My sympathy, 15+ years ago I had my local vette shop do the rebuild and alignment, heard too may horror stories....so got the whole thing redone there...frame back to tires...
 
Around here (Orlando) are not many who actually know what angle is called what and what the entire alignment is about... at the alignment shops here you typically find so called "alignment techs" who turn a tie rod until the light turns green... when you ask them for example what they set the camber to they just stare at you like a deer in the headlights.

paid $150 for my alignment back in 2004... they worked on the car for almost three hours. They dialed in too much caster for my taste but that's just that I don't like it, nothing wrong technically.
 
I don't believe you have 7 degrees of caster, usually with shimming the arms to the max you can not get more than about 5* or so. Any mroe reuires offset arms, shafts or other tricks. Don't you people get a print-out from the aligment bench?

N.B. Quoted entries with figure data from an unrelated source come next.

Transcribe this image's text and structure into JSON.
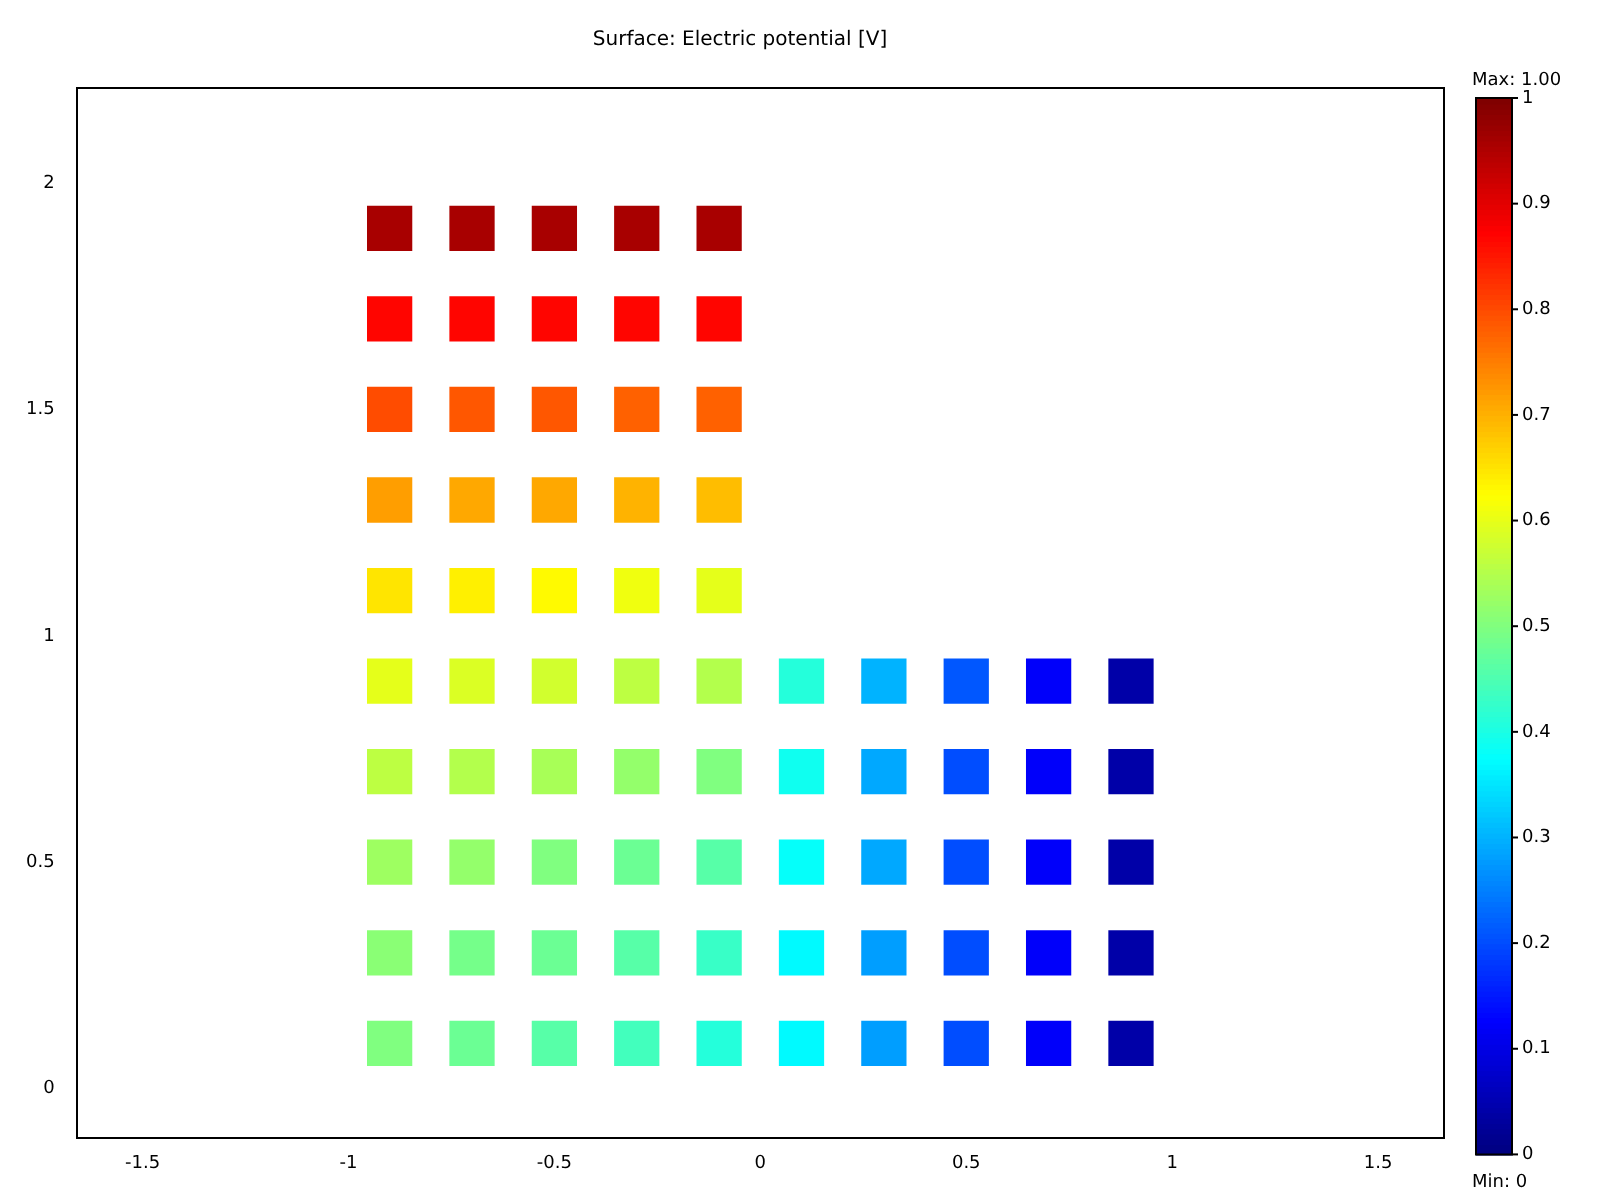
{
  "chart_data": {
    "type": "scatter",
    "title": "Surface: Electric potential [V]",
    "annotations": [
      "Max: 1.00",
      "Min: 0"
    ],
    "x": [
      -0.9,
      -0.9,
      -0.9,
      -0.9,
      -0.9,
      -0.9,
      -0.9,
      -0.9,
      -0.9,
      -0.9,
      -0.7,
      -0.7,
      -0.7,
      -0.7,
      -0.7,
      -0.7,
      -0.7,
      -0.7,
      -0.7,
      -0.7,
      -0.5,
      -0.5,
      -0.5,
      -0.5,
      -0.5,
      -0.5,
      -0.5,
      -0.5,
      -0.5,
      -0.5,
      -0.3,
      -0.3,
      -0.3,
      -0.3,
      -0.3,
      -0.3,
      -0.3,
      -0.3,
      -0.3,
      -0.3,
      -0.1,
      -0.1,
      -0.1,
      -0.1,
      -0.1,
      -0.1,
      -0.1,
      -0.1,
      -0.1,
      -0.1,
      0.1,
      0.1,
      0.1,
      0.1,
      0.1,
      0.3,
      0.3,
      0.3,
      0.3,
      0.3,
      0.5,
      0.5,
      0.5,
      0.5,
      0.5,
      0.7,
      0.7,
      0.7,
      0.7,
      0.7,
      0.9,
      0.9,
      0.9,
      0.9,
      0.9
    ],
    "values": [
      0.1,
      0.3,
      0.5,
      0.7,
      0.9,
      1.1,
      1.3,
      1.5,
      1.7,
      1.9,
      0.1,
      0.3,
      0.5,
      0.7,
      0.9,
      1.1,
      1.3,
      1.5,
      1.7,
      1.9,
      0.1,
      0.3,
      0.5,
      0.7,
      0.9,
      1.1,
      1.3,
      1.5,
      1.7,
      1.9,
      0.1,
      0.3,
      0.5,
      0.7,
      0.9,
      1.1,
      1.3,
      1.5,
      1.7,
      1.9,
      0.1,
      0.3,
      0.5,
      0.7,
      0.9,
      1.1,
      1.3,
      1.5,
      1.7,
      1.9,
      0.1,
      0.3,
      0.5,
      0.7,
      0.9,
      0.1,
      0.3,
      0.5,
      0.7,
      0.9,
      0.1,
      0.3,
      0.5,
      0.7,
      0.9,
      0.1,
      0.3,
      0.5,
      0.7,
      0.9,
      0.1,
      0.3,
      0.5,
      0.7,
      0.9
    ],
    "cvalues": [
      0.5,
      0.51,
      0.53,
      0.56,
      0.6,
      0.65,
      0.72,
      0.8,
      0.87,
      0.96,
      0.48,
      0.49,
      0.52,
      0.55,
      0.59,
      0.64,
      0.71,
      0.79,
      0.87,
      0.96,
      0.46,
      0.48,
      0.5,
      0.54,
      0.58,
      0.63,
      0.71,
      0.79,
      0.87,
      0.96,
      0.44,
      0.46,
      0.48,
      0.52,
      0.56,
      0.61,
      0.7,
      0.78,
      0.87,
      0.96,
      0.41,
      0.43,
      0.46,
      0.5,
      0.55,
      0.6,
      0.69,
      0.78,
      0.87,
      0.96,
      0.37,
      0.37,
      0.38,
      0.39,
      0.41,
      0.28,
      0.28,
      0.29,
      0.29,
      0.3,
      0.2,
      0.2,
      0.2,
      0.2,
      0.21,
      0.12,
      0.12,
      0.12,
      0.12,
      0.12,
      0.04,
      0.04,
      0.04,
      0.04,
      0.04
    ],
    "clim": [
      0,
      1
    ],
    "cticks": [
      0,
      0.1,
      0.2,
      0.3,
      0.4,
      0.5,
      0.6,
      0.7,
      0.8,
      0.9,
      1
    ],
    "xlim": [
      -1.66,
      1.66
    ],
    "xticks": [
      -1.5,
      -1,
      -0.5,
      0,
      0.5,
      1,
      1.5
    ],
    "ylim": [
      -0.11,
      2.21
    ],
    "yticks": [
      0,
      0.5,
      1,
      1.5,
      2
    ],
    "marker": "square"
  }
}
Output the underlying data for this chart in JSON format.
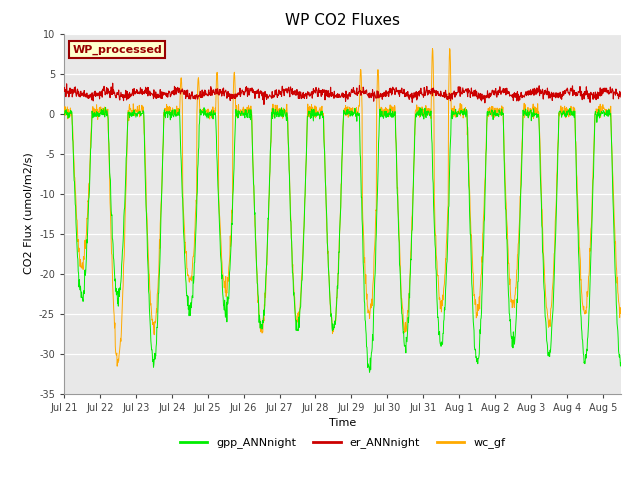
{
  "title": "WP CO2 Fluxes",
  "ylabel": "CO2 Flux (umol/m2/s)",
  "xlabel": "Time",
  "ylim": [
    -35,
    10
  ],
  "yticks": [
    -35,
    -30,
    -25,
    -20,
    -15,
    -10,
    -5,
    0,
    5,
    10
  ],
  "legend_labels": [
    "gpp_ANNnight",
    "er_ANNnight",
    "wc_gf"
  ],
  "legend_colors": [
    "#00ee00",
    "#cc0000",
    "#ffaa00"
  ],
  "watermark_text": "WP_processed",
  "watermark_bg": "#ffffcc",
  "watermark_fg": "#990000",
  "bg_color": "#ffffff",
  "plot_bg": "#e8e8e8",
  "n_days": 15.5,
  "n_points_per_day": 96,
  "xtick_labels": [
    "Jul 21",
    "Jul 22",
    "Jul 23",
    "Jul 24",
    "Jul 25",
    "Jul 26",
    "Jul 27",
    "Jul 28",
    "Jul 29",
    "Jul 30",
    "Jul 31",
    "Aug 1",
    "Aug 2",
    "Aug 3",
    "Aug 4",
    "Aug 5"
  ],
  "gpp_min_vals": [
    -23,
    -23,
    -31,
    -25,
    -25,
    -27,
    -27,
    -27,
    -32,
    -29,
    -29,
    -31,
    -29,
    -30,
    -31
  ],
  "er_base": 2.5,
  "wc_gf_min_vals": [
    -19,
    -31,
    -27,
    -21,
    -22,
    -27,
    -26,
    -27,
    -25,
    -27,
    -24,
    -25,
    -24,
    -26,
    -25
  ],
  "wc_gf_spike_day": [
    0,
    0,
    0,
    4.5,
    5.2,
    0,
    0,
    0,
    5.6,
    0,
    8.2,
    0,
    0,
    0,
    0
  ],
  "title_fontsize": 11,
  "axis_fontsize": 8,
  "tick_fontsize": 7,
  "legend_fontsize": 8
}
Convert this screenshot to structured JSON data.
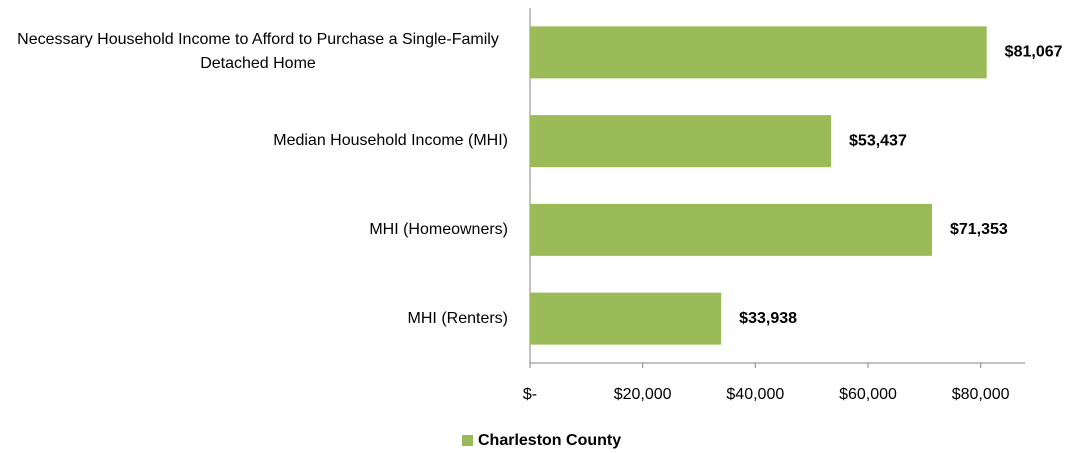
{
  "chart_data": {
    "type": "bar",
    "orientation": "horizontal",
    "categories": [
      "Necessary Household Income to Afford to Purchase a Single-Family Detached Home",
      "Median Household Income (MHI)",
      "MHI (Homeowners)",
      "MHI (Renters)"
    ],
    "series": [
      {
        "name": "Charleston County",
        "color": "#9bbb59",
        "values": [
          81067,
          53437,
          71353,
          33938
        ],
        "value_labels": [
          "$81,067",
          "$53,437",
          "$71,353",
          "$33,938"
        ]
      }
    ],
    "xlim": [
      0,
      90000
    ],
    "xticks": [
      {
        "value": 0,
        "label": "$-"
      },
      {
        "value": 20000,
        "label": "$20,000"
      },
      {
        "value": 40000,
        "label": "$40,000"
      },
      {
        "value": 60000,
        "label": "$60,000"
      },
      {
        "value": 80000,
        "label": "$80,000"
      }
    ],
    "legend": "bottom"
  }
}
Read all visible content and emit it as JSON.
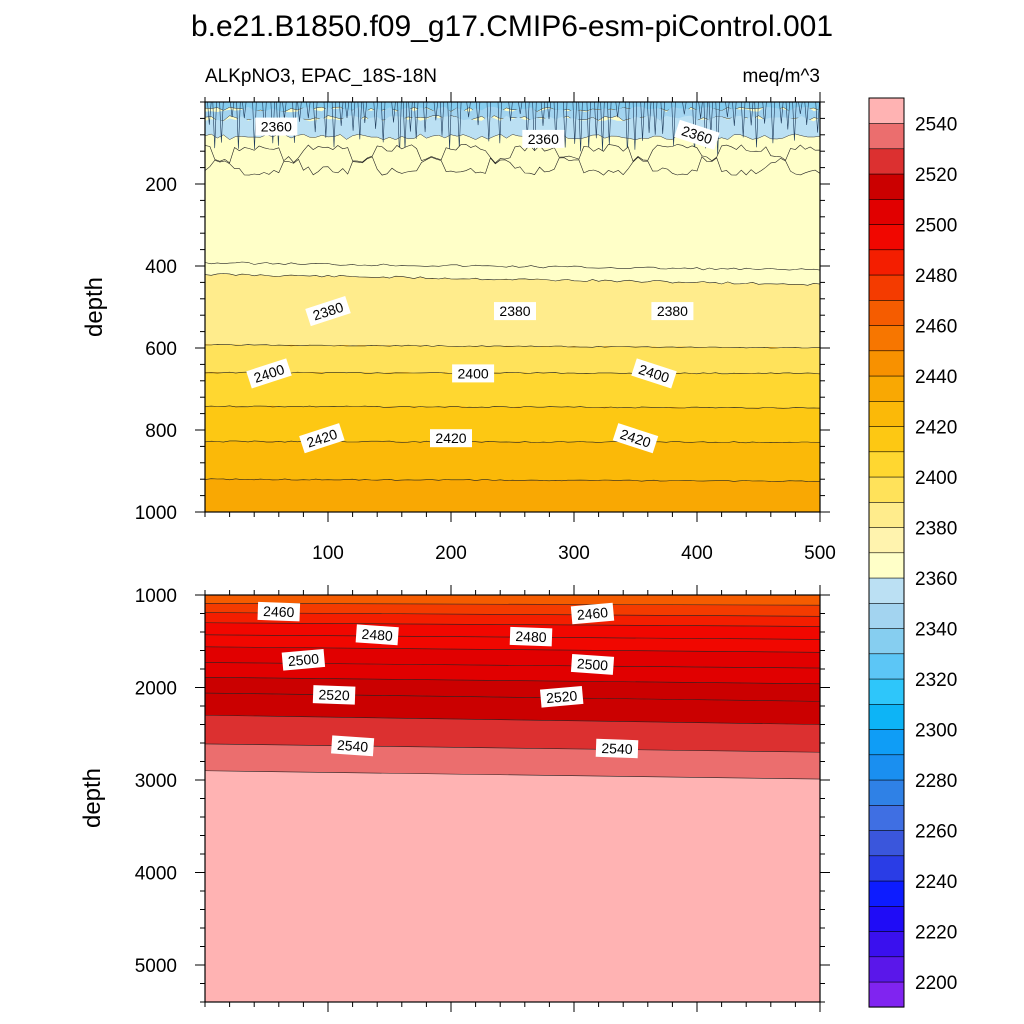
{
  "chart_data": {
    "type": "contour",
    "title": "b.e21.B1850.f09_g17.CMIP6-esm-piControl.001",
    "variable": "ALKpNO3, EPAC_18S-18N",
    "units": "meq/m^3",
    "panels": [
      {
        "name": "upper",
        "xlabel": "",
        "ylabel": "depth",
        "xlim": [
          0,
          500
        ],
        "ylim": [
          1000,
          0
        ],
        "x_ticks": [
          "100",
          "200",
          "300",
          "400",
          "500"
        ],
        "y_ticks": [
          "200",
          "400",
          "600",
          "800",
          "1000"
        ],
        "contour_labels": [
          {
            "text": "2360",
            "x": 58,
            "depth": 60
          },
          {
            "text": "2360",
            "x": 275,
            "depth": 90
          },
          {
            "text": "2360",
            "x": 400,
            "depth": 80
          },
          {
            "text": "2380",
            "x": 100,
            "depth": 510
          },
          {
            "text": "2380",
            "x": 252,
            "depth": 510
          },
          {
            "text": "2380",
            "x": 380,
            "depth": 510
          },
          {
            "text": "2400",
            "x": 52,
            "depth": 662
          },
          {
            "text": "2400",
            "x": 218,
            "depth": 662
          },
          {
            "text": "2400",
            "x": 365,
            "depth": 662
          },
          {
            "text": "2420",
            "x": 95,
            "depth": 820
          },
          {
            "text": "2420",
            "x": 200,
            "depth": 820
          },
          {
            "text": "2420",
            "x": 350,
            "depth": 820
          }
        ]
      },
      {
        "name": "lower",
        "xlabel": "",
        "ylabel": "depth",
        "xlim": [
          0,
          500
        ],
        "ylim": [
          5400,
          1000
        ],
        "y_ticks": [
          "1000",
          "2000",
          "3000",
          "4000",
          "5000"
        ],
        "contour_labels": [
          {
            "text": "2460",
            "x": 60,
            "depth": 1180
          },
          {
            "text": "2460",
            "x": 315,
            "depth": 1200
          },
          {
            "text": "2480",
            "x": 140,
            "depth": 1430
          },
          {
            "text": "2480",
            "x": 265,
            "depth": 1450
          },
          {
            "text": "2500",
            "x": 80,
            "depth": 1700
          },
          {
            "text": "2500",
            "x": 315,
            "depth": 1750
          },
          {
            "text": "2520",
            "x": 105,
            "depth": 2080
          },
          {
            "text": "2520",
            "x": 290,
            "depth": 2100
          },
          {
            "text": "2540",
            "x": 120,
            "depth": 2630
          },
          {
            "text": "2540",
            "x": 335,
            "depth": 2660
          }
        ]
      }
    ],
    "colorbar": {
      "levels_min": 2190,
      "levels_max": 2560,
      "level_step": 10,
      "labels": [
        "2200",
        "2220",
        "2240",
        "2260",
        "2280",
        "2300",
        "2320",
        "2340",
        "2360",
        "2380",
        "2400",
        "2420",
        "2440",
        "2460",
        "2480",
        "2500",
        "2520",
        "2540"
      ],
      "colors": [
        "#8024f0",
        "#5a17ea",
        "#3a10ee",
        "#1f0cf6",
        "#0d1cff",
        "#2a3de6",
        "#3a56dc",
        "#3f6fe3",
        "#2f81e6",
        "#1a8ff0",
        "#0f9df6",
        "#0db4f6",
        "#2ec6fa",
        "#5cc6f6",
        "#86cef0",
        "#a3d4f0",
        "#bbe0f3",
        "#ffffc8",
        "#fff3ae",
        "#ffec8c",
        "#ffe25a",
        "#ffd730",
        "#fdc813",
        "#fbb908",
        "#f9a803",
        "#f89100",
        "#f77600",
        "#f55c00",
        "#f43b00",
        "#f41e00",
        "#f10700",
        "#e10000",
        "#cb0000",
        "#dc3030",
        "#eb6e6e",
        "#ffb3b3"
      ]
    }
  }
}
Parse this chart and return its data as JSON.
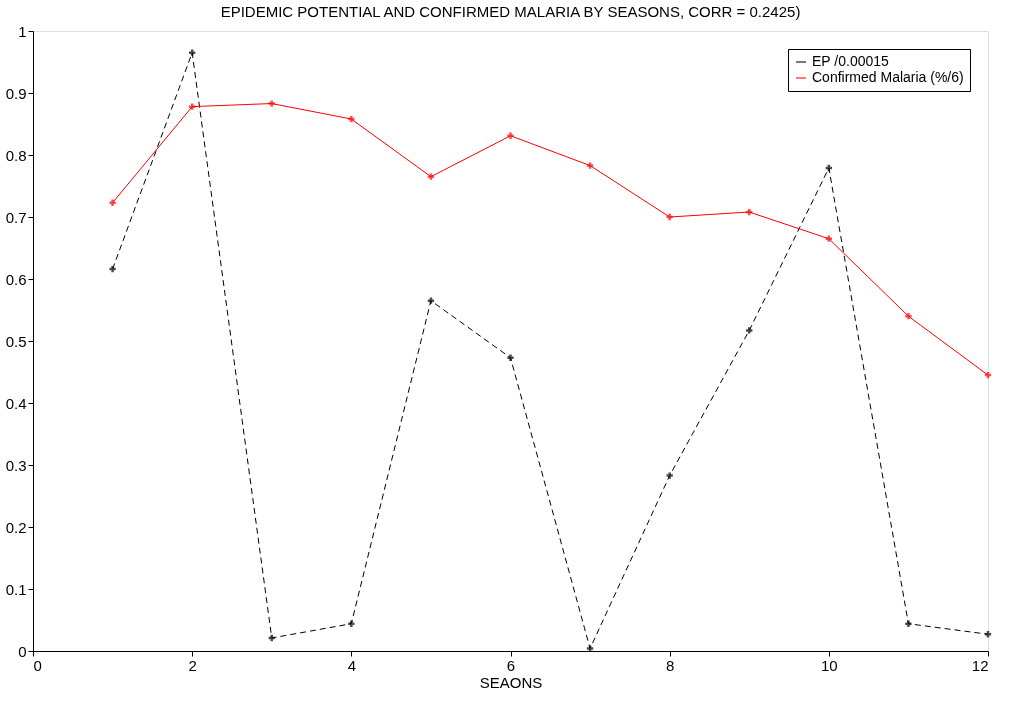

Back in 2002 I took my first vette in for an alignment after getting a quote on the phone and the guy saying "no problem". When he sees it, he says sorry, rear is going to cost another 150. I got a read out and it was "within specs". They only did camber on rear. This was a Goodyear tire shop.

Since then, I've been doing my own.

Front is +3 castor, -1/4 camber and 1/32 toe.

Rear is -1/2 camber and about 1/8 toe. (Toe was darn close so I haven't touched it).